Using a common denominator allows you to rewrite the fractions so that their denominators are the same. After this step, you can combine the numerators, maintaining the single denominator. Here is a quick bulleted breakdown:

• Identify individual denominators: \(x+2\) and \(x-1\).
• Multiply to find common denominator: \((x+2)(x-1)\).
• Rewrite each fraction using this common denominator before proceeding to addition.

Establishing a common denominator makes the upcoming addition or solving process more straightforward, providing a basis for combining fractions accurately.

Simplifying fractions means breaking down fractions into their simplest form. It often involves factoring and canceling out terms in the numerator and the denominator. Once you adjust the fractions to have a common denominator, as in \(\frac{3}{x+2}\) and \(\frac{5}{x-1}\) that were rewritten as \(\frac{3(x-1)}{(x+2)(x-1)}\) and \(\frac{5(x+2)}{(x+2)(x-1)}\) respectively, you can combine them.

The next step is to simplify the expression by expanding and combining like terms in the numerator. This is done as follows:

• Distribute to simplify each numerator: \(3(x-1)\) becomes \(3x - 3\), and \(5(x+2)\) becomes \(5x + 10\).
• Add the numerators together: \(3x - 3 + 5x + 10\) results in \(8x + 7\).
• Compose the final fraction: \(\frac{8x + 7}{(x+2)(x-1)}\).

Simplifying the numerator and writing it over the common denominator gives us a neater, more manageable expression. This process is essential for clarity and helps when further solving such expressions or equations.

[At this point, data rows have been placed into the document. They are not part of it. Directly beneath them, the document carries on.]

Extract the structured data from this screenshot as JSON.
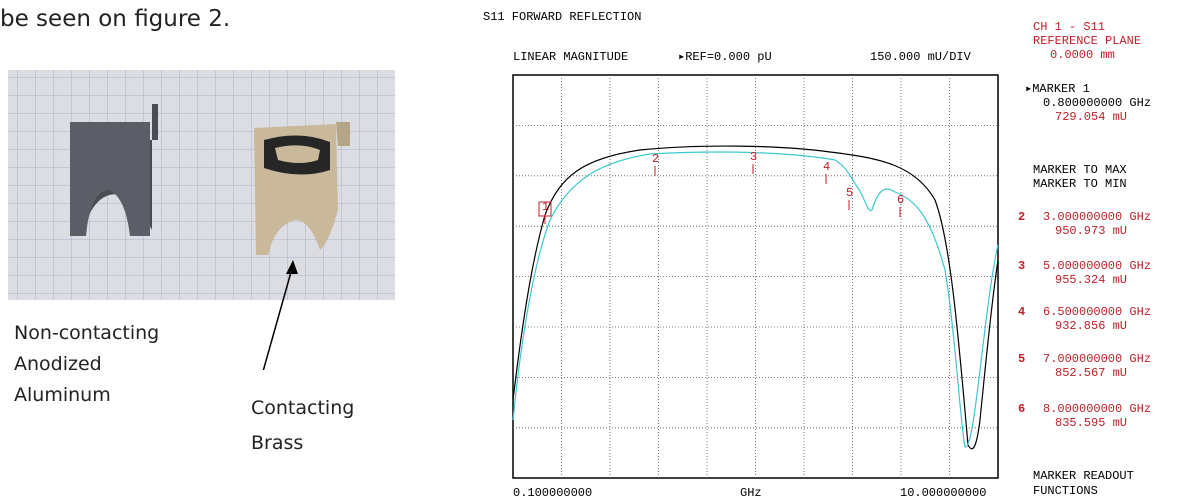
{
  "text": {
    "intro": "be seen on figure 2."
  },
  "figure": {
    "captions": {
      "left": [
        "Non-contacting",
        "Anodized",
        "Aluminum"
      ],
      "right": [
        "Contacting",
        "Brass"
      ]
    }
  },
  "analyzer": {
    "title": "S11 FORWARD REFLECTION",
    "format": "LINEAR MAGNITUDE",
    "reference": "▸REF=0.000 pU",
    "scale": "150.000 mU/DIV",
    "start": "0.100000000",
    "unit": "GHz",
    "stop": "10.000000000",
    "channel": [
      "CH 1 - S11",
      "REFERENCE PLANE",
      "0.0000 mm"
    ],
    "active_marker": {
      "label": "▸MARKER 1",
      "freq": "0.800000000 GHz",
      "value": "729.054 mU"
    },
    "functions": [
      "MARKER TO MAX",
      "MARKER TO MIN"
    ],
    "markers": [
      {
        "num": "2",
        "freq": "3.000000000 GHz",
        "value": "950.973 mU"
      },
      {
        "num": "3",
        "freq": "5.000000000 GHz",
        "value": "955.324 mU"
      },
      {
        "num": "4",
        "freq": "6.500000000 GHz",
        "value": "932.856 mU"
      },
      {
        "num": "5",
        "freq": "7.000000000 GHz",
        "value": "852.567 mU"
      },
      {
        "num": "6",
        "freq": "8.000000000 GHz",
        "value": "835.595 mU"
      }
    ],
    "plot_markers": [
      "1",
      "2",
      "3",
      "4",
      "5",
      "6"
    ],
    "footer": [
      "MARKER READOUT",
      "FUNCTIONS"
    ]
  }
}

Rational equations involve solving equations that contain rational expressions. In the equation \( \frac{3}{x+2} + \frac{5}{x-1} = 0 \), both fractions use the same common denominator found in the addition process: \((x+2)(x-1)\).

When solving rational equations, the equality implies that if \(\frac{a}{b} = 0\), then the numerator \(a\) must be zero, given that the denominator \(b\) is not zero. For this problem:

• Combine numerators over the common denominator: \(\frac{3(x-1) + 5(x+2)}{(x+2)(x-1)} = 0\).
• Since the denominator \((x+2)(x-1)\) doesn't change the equality when the whole expression is zero, set the numerator to zero: \(8x + 7 = 0\).
• Solve for \(x\): Isolate \(x\) to find \(x = -\frac{7}{8}\).
• Verify the solution ensures denominators are not zero: Check that \(x+2 eq 0\) and \(x-1 eq 0\) at \(x = -\frac{7}{8}\).

By turning the equation's numerators to zero and checking each step, solving rational equations becomes intuitive. Verification is always necessary to ensure solutions do not nullify original denominators, maintaining equation validity.